Newsroom (September 13, 2021 9:30 AM, Gaudium Press) Many of the predictions and prophecies concerning the Savior found in Scripture usually present us with glorious and bright aspects of his mission. Without neglecting to glimpse such aspects, the liturgy invites us to fix our eyes on a very important reality, which can be summed up by the Latin saying: per crucem ad lucem – it is through the cross that we come to the light. Yes, it was through suffering that Our Lord reached glory; it is through pain that we, His children, will reach Heaven.

But it is easy to talk about suffering, what is difficult is to suffer.

The flight from suffering is something instinctive, natural; which must, however, be restrained on certain occasions for higher reasons.

Isn’t it true that many professionals sacrifice their leisure time, their time with their families, and even hours of rest for the sake of their livelihood and the well-being of their loved ones? In this case, to run away from the inevitable privations would be to omit a very important duty, inherent to the very state of life that such people have chosen.

So, whoever chooses to follow a certain course, chooses all the sufferings that will come along the way. It is natural.

Accepting our part in these sufferings

With the followers of Jesus Christ, members of the Church, the same thing happens.

In the Gospel (cf. Mk 8:27-35), Our Lord announces the fulfillment of the prophecies about his Passion.

Although He also announces His Resurrection, He presents His sufferings as elements to identify Him. Then, the Gospel tells us that St. Peter did not accept this characteristic of the Messiah, and so he was the object of a violent rebuke: “Get away from me, Satan! You do not think like God, but like men” (Mk 8:33). Thus, not to recognize Him because of the apparent disfigurements caused by the pains of His Passion, is not to think like God.

From this perspective, today’s Gospel can be considered as a “prophecy” for the present times. Our Lord Jesus Christ is the Head of the Church, and if He went through a Passion, then so can Holy Church, His Mystical Body.

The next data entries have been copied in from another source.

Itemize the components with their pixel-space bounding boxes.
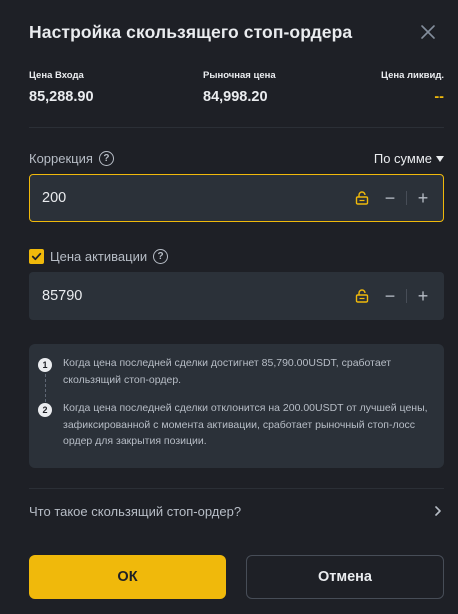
check-icon bbox=[31, 252, 42, 261]
activation-input-box: − + bbox=[29, 272, 444, 320]
correction-decrement-button[interactable]: − bbox=[380, 188, 400, 208]
caret-down-icon bbox=[436, 155, 444, 162]
correction-increment-button[interactable]: + bbox=[413, 188, 433, 208]
correction-mode-label: По сумме bbox=[373, 151, 432, 166]
trailing-stop-dialog: Настройка скользящего стоп-ордера Цена В… bbox=[0, 0, 458, 614]
correction-input[interactable] bbox=[42, 175, 302, 221]
position-stats: Цена Входа 85,288.90 Рыночная цена 84,99… bbox=[29, 70, 444, 110]
liquidation-price-value: -- bbox=[434, 89, 444, 105]
correction-label-row: Коррекция ? bbox=[29, 151, 114, 166]
dialog-title: Настройка скользящего стоп-ордера bbox=[29, 22, 353, 42]
liquidation-price-stat: Цена ликвид. -- bbox=[381, 70, 444, 106]
activation-label-row: Цена активации ? bbox=[29, 249, 169, 264]
step-text: Когда цена последней сделки достигнет 85… bbox=[63, 357, 392, 386]
liquidation-price-label: Цена ликвид. bbox=[381, 70, 444, 81]
correction-label: Коррекция bbox=[29, 151, 93, 166]
market-price-value: 84,998.20 bbox=[203, 89, 268, 105]
dialog-header: Настройка скользящего стоп-ордера bbox=[29, 20, 444, 44]
separator bbox=[406, 191, 407, 205]
step-number: 2 bbox=[38, 403, 52, 417]
correction-mode-dropdown[interactable]: По сумме bbox=[374, 151, 444, 166]
step-text: Когда цена последней сделки отклонится н… bbox=[63, 402, 428, 447]
correction-controls: − + bbox=[354, 175, 433, 221]
activation-label: Цена активации bbox=[50, 249, 148, 264]
close-button[interactable] bbox=[416, 20, 440, 44]
activation-controls: − + bbox=[354, 273, 433, 319]
faq-link[interactable]: Что такое скользящий стоп-ордер? bbox=[29, 500, 444, 522]
entry-price-stat: Цена Входа 85,288.90 bbox=[29, 70, 94, 106]
entry-price-label: Цена Входа bbox=[29, 70, 84, 81]
step-connector bbox=[44, 374, 46, 402]
divider bbox=[29, 127, 444, 128]
separator bbox=[406, 289, 407, 303]
help-icon[interactable]: ? bbox=[98, 151, 114, 166]
correction-input-box: − + bbox=[29, 174, 444, 222]
entry-price-value: 85,288.90 bbox=[29, 89, 94, 105]
help-icon[interactable]: ? bbox=[153, 249, 169, 264]
activation-checkbox[interactable] bbox=[29, 249, 44, 264]
lock-icon[interactable] bbox=[354, 288, 370, 304]
lock-icon[interactable] bbox=[354, 190, 370, 206]
ok-button[interactable]: ОК bbox=[29, 555, 226, 599]
activation-price-input[interactable] bbox=[42, 273, 302, 319]
close-icon bbox=[421, 25, 435, 39]
activation-decrement-button[interactable]: − bbox=[380, 286, 400, 306]
info-box: 1 Когда цена последней сделки достигнет … bbox=[29, 344, 444, 468]
activation-increment-button[interactable]: + bbox=[413, 286, 433, 306]
market-price-stat: Рыночная цена 84,998.20 bbox=[203, 70, 276, 106]
cancel-button[interactable]: Отмена bbox=[246, 555, 444, 599]
faq-label: Что такое скользящий стоп-ордер? bbox=[29, 503, 242, 519]
market-price-label: Рыночная цена bbox=[203, 70, 276, 81]
step-number: 1 bbox=[38, 358, 52, 372]
divider bbox=[29, 488, 444, 489]
chevron-right-icon bbox=[435, 506, 441, 516]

In that case, with what posture of the soul should we face such a Passion? We know from the Gospel that not to accept this Passion is “not to think like God but like men”. Thus, we cannot fail to recognize or distinguish the Church as a divine institution for the sufferings that she goes through.

On the other hand, if Our Lord realized in His sufferings the pinnacle of His divine mission, is not the Church going through these sufferings to reach the peak of the designs that Providence had in founding Her?

Accepting suffering

We must, therefore, accept our part in these sufferings.

After all, if the Holy Church is made up of the members that we, the baptized, are, this Passion must also count on our participation. It would be useless for a member to be part of a body if he does not participate in its joys and pains. And to participate in the Passion of the Church means, in the words of St. James in the second reading (cf. James 2:14-18), to put our faith in her into practice because, after all, “faith, if it is not translated into works, is of itself dead” (James 2:17).

We must carry through to the end our resolution to belong to the Catholic Church, suffering with joy whatever it takes to be faithful to her, practicing, living and preaching what she teaches with integrity, in a world that contradicts and disfigures her.

Let us follow Our Lord’s advice in the Gospel: “If anyone wishes to follow Me, let him renounce himself and take up his cross and follow Me” (Mk 8:34), and let us not deceive ourselves: we must suffer in order to practice virtue, in order to keep on the true path of goodness and to remain faithful to the Church’s teachings.

In this way, our faithfulness will also be the proof of our confidence in his glorious Resurrection.